BERITA

IBADAT BKSN PERTEMUAN 3

20-09-2021

Oleh : Brigita Diah
Pada hari Senin tanggal 20 Oktober 2021, SMP Marganingsih mengadakan kegiatan Ibadat BKSN Pertemuan ke-3 yang diikuti oleh seluruh peserta didik, guru dan karyawan. Ibadat BKSN diselenggarakan secara virtual. 
Kegiatan Ibadat BKSN dimulai pada pukul 07.30 WIB. Peserta didik mengikuti Ibadat BKSN dari rumah masing-masing melalui aplikasi video conference Microsoft Teams. Hanya peserta didik yang bertugas sebagai pemimpin ibadat yang hadir di sekolah.

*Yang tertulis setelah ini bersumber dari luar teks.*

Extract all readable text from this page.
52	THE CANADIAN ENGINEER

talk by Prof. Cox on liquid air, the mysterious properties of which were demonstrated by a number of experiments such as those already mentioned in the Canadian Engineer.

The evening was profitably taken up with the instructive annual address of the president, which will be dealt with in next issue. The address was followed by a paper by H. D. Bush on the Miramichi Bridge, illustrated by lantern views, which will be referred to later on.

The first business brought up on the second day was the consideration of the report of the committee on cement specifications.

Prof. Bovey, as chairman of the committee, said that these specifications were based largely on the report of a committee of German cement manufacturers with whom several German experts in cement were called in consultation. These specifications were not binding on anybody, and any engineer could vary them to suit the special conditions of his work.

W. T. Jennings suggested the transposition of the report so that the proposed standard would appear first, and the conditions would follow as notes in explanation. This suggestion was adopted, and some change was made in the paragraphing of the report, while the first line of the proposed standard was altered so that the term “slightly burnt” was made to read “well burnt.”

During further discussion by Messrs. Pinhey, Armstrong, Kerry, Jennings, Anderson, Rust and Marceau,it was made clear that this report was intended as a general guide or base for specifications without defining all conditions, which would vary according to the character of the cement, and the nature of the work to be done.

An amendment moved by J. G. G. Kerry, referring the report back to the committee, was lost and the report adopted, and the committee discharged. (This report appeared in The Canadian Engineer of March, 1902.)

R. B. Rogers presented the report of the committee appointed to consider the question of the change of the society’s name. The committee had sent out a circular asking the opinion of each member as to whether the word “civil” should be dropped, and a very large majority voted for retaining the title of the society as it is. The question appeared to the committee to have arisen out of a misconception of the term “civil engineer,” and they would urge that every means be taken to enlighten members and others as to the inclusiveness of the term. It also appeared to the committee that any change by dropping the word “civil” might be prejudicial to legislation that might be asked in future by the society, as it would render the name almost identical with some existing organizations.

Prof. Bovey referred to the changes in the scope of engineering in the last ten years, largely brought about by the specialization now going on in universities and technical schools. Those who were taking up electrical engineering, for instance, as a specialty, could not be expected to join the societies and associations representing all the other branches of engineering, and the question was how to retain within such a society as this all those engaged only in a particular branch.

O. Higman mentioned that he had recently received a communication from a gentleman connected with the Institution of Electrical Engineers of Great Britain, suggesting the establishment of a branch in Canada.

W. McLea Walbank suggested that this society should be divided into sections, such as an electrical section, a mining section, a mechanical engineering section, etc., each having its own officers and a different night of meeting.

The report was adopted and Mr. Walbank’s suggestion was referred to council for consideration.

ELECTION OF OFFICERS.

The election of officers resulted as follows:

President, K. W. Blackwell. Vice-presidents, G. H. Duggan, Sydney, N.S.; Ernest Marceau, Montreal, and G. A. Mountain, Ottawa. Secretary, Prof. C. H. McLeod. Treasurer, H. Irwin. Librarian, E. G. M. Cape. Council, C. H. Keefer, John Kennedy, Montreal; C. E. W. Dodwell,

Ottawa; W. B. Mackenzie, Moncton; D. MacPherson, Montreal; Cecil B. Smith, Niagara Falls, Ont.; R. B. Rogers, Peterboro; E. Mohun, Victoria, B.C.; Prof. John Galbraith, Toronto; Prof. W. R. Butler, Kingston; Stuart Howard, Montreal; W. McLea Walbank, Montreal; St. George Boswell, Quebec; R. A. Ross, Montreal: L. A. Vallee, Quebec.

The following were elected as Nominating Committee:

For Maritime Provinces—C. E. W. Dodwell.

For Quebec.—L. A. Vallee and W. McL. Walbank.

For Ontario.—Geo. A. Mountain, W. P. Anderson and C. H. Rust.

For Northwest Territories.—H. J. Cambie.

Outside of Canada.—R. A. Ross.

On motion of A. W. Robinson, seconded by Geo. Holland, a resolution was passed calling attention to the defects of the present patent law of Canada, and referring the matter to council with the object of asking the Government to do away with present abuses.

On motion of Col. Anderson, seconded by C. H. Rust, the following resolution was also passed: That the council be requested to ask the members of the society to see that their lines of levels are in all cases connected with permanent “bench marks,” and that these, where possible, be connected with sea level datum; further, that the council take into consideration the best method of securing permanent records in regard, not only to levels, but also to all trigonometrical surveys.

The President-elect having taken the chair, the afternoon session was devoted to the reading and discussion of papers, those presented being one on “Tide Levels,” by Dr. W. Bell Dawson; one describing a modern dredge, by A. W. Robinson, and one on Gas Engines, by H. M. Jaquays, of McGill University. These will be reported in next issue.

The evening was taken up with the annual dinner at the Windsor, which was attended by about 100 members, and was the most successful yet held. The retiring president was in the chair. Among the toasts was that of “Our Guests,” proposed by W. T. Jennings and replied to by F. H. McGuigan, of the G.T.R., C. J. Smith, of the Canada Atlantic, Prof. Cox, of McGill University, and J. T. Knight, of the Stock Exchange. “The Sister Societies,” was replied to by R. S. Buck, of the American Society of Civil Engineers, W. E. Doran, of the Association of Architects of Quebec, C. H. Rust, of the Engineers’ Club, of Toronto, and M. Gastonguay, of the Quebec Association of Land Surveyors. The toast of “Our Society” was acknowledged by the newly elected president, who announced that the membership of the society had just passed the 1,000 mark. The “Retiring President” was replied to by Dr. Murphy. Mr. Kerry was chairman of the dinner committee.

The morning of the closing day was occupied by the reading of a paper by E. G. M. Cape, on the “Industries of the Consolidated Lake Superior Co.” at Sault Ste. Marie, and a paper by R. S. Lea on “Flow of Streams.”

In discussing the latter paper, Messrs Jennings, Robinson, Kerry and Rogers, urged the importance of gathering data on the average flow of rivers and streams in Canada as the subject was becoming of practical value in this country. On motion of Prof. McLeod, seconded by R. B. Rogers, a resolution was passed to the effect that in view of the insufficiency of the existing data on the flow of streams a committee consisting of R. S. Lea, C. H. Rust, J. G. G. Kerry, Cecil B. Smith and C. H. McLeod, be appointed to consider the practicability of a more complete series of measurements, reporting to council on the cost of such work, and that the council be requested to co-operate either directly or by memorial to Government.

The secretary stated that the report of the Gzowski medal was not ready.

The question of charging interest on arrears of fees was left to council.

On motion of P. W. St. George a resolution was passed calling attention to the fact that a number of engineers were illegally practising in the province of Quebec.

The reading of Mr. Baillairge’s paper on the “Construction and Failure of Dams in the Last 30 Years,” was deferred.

Ibu Brigita Diah Sulistyasari, S.Pd. selaku seksi Liturgi bekerjasama dengan Ibu Rina Ambarsari, S.E. selaku pembina OSIS menyiapkan kegiatan Ibadat BKSN Pertemuan ke-3, setelah peserta didik menyelesaikan rangkaian kegiatan Penilaian Tengah Semester Gasal. Petugas Ibadat BKSN ini adalah beberapa peserta didik pengurus OSIS. Pemimpin Ibadat adalah Yohanes Wisanggeni dari kelas 8A, sebagai Lektor adalah Skolastika Indah Renamita dari kelas 9B. Untuk lagu Pembukaan diputarkan video Lagu Selamat Pagi Bapa yang dinyanyikan oleh Aldebertha Jihan Alfionic Marcellita (8B), lagu Bapa Kami dinyanyikan oleh Clara Oktavensa (9B) dengan iringan musik Skolastika Indah (9B), dan lagu penutup Hidup adalah Kesempatan yang dinyanyikan oleh Helena Dwita Swandagni Manohara (9B) dengan iringan musik dari Angelia Jeslyne (9A).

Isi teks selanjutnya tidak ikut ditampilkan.